La défense de Abir Moussi a exprimé, dans un communiqué publié le 16 avril 2026, sa vive inquiétude face à des menaces jugées graves visant sa cliente, actuellement en détention.
Ce communiqué intervient à la suite de la diffusion sur les réseaux sociaux d’une vidéo contenant, selon la défense, des propos injurieux, diffamatoires et des menaces explicites à l’encontre de l’avocate et de ses partisans.

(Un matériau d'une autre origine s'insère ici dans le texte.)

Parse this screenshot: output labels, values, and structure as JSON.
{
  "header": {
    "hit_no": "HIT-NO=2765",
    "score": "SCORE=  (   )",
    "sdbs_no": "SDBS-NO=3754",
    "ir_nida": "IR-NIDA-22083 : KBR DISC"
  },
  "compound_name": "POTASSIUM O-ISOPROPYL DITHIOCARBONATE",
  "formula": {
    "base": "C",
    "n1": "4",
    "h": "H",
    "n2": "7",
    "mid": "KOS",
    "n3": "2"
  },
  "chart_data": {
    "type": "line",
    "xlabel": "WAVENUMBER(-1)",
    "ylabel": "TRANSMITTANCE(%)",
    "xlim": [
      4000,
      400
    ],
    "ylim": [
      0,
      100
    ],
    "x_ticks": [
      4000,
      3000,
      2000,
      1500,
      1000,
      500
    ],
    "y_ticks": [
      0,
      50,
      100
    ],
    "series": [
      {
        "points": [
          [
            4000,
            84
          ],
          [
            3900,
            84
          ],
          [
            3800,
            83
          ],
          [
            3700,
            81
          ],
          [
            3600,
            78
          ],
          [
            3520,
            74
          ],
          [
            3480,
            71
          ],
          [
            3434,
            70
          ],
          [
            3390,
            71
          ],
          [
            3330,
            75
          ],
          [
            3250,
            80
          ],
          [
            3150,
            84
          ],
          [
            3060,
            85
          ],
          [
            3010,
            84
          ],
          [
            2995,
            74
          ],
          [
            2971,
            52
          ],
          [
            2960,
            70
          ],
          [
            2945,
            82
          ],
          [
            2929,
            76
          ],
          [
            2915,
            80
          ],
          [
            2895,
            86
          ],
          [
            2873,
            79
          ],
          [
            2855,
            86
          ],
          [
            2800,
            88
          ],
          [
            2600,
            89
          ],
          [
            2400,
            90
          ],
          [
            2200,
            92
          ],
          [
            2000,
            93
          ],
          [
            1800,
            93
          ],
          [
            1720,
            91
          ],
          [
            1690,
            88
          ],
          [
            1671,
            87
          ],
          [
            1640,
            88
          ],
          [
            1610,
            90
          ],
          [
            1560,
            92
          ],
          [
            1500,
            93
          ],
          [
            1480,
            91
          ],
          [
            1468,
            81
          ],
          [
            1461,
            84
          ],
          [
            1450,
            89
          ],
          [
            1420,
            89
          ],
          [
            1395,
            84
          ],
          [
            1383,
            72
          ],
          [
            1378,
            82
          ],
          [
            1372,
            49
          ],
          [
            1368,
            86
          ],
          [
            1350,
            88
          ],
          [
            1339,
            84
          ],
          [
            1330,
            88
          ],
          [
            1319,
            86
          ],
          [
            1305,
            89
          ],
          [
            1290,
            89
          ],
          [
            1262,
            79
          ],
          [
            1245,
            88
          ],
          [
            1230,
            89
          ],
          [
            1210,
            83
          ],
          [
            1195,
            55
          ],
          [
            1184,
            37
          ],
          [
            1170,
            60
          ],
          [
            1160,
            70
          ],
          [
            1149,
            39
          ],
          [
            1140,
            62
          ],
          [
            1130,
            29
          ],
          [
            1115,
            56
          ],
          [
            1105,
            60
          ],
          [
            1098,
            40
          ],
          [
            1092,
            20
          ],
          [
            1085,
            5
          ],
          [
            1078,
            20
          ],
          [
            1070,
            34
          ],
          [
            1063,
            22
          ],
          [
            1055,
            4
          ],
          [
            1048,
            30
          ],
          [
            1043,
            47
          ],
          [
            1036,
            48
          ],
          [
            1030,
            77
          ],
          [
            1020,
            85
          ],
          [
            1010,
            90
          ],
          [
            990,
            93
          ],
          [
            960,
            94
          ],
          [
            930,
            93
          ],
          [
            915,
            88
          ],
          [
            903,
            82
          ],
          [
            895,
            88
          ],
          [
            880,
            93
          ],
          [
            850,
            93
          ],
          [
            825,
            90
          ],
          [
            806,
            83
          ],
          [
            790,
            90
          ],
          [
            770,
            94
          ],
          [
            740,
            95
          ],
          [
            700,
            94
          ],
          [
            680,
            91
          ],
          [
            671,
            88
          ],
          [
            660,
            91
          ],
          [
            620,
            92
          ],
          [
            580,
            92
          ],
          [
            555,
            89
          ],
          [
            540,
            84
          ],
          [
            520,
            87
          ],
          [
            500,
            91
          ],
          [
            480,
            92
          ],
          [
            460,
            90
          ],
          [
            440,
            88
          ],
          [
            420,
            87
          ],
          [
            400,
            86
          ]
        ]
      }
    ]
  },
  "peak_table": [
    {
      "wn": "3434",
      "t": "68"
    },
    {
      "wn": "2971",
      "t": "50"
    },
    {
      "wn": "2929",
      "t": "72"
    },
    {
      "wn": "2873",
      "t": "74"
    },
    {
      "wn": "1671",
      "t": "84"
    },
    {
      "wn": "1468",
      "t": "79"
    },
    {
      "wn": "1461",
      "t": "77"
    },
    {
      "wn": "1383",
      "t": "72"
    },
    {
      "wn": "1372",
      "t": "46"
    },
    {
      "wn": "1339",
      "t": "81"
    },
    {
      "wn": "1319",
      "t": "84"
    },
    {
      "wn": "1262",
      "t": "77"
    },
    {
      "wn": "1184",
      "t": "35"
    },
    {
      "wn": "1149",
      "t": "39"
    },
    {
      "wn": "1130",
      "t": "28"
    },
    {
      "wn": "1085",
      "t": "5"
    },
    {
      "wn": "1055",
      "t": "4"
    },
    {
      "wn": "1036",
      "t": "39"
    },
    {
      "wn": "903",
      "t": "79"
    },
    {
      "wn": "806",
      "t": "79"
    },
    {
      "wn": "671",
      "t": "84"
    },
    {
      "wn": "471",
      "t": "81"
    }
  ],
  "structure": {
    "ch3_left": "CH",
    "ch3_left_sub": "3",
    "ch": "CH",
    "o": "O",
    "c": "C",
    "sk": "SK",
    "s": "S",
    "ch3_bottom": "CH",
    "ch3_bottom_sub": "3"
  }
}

Des menaces jugées graves et crédibles
Selon le texte, les auteurs de la vidéo, présentés comme proches du pouvoir, auraient évoqué plusieurs scénarios de violences extrêmes à l’encontre d’Abir Moussi, allant jusqu’à des hypothèses de liquidation physique à l’intérieur des établissements pénitentiaires.
La défense considère que ces déclarations constituent une menace pour l’ordre public et impliquent, de manière indirecte, des institutions de l’État.
Dénonciation d’une « violence cybernétique » organisée
Les avocats dénoncent une montée de la violence en ligne, qu’ils attribuent à des groupes se présentant comme soutiens de l’autorité en place. Ils estiment que ces pratiques s’inscrivent dans une stratégie organisée visant à porter atteinte à leur cliente, tant sur le plan moral que physique.
Le communiqué évoque également l’existence présumée de réseaux agissant en coulisses, accusés d’influencer l’opinion publique et d’anticiper, voire d’orienter, certaines décisions judiciaires, notamment à travers la diffusion d’informations relatives à des mandats de dépôt ou à des peines avant leur prononcé officiel.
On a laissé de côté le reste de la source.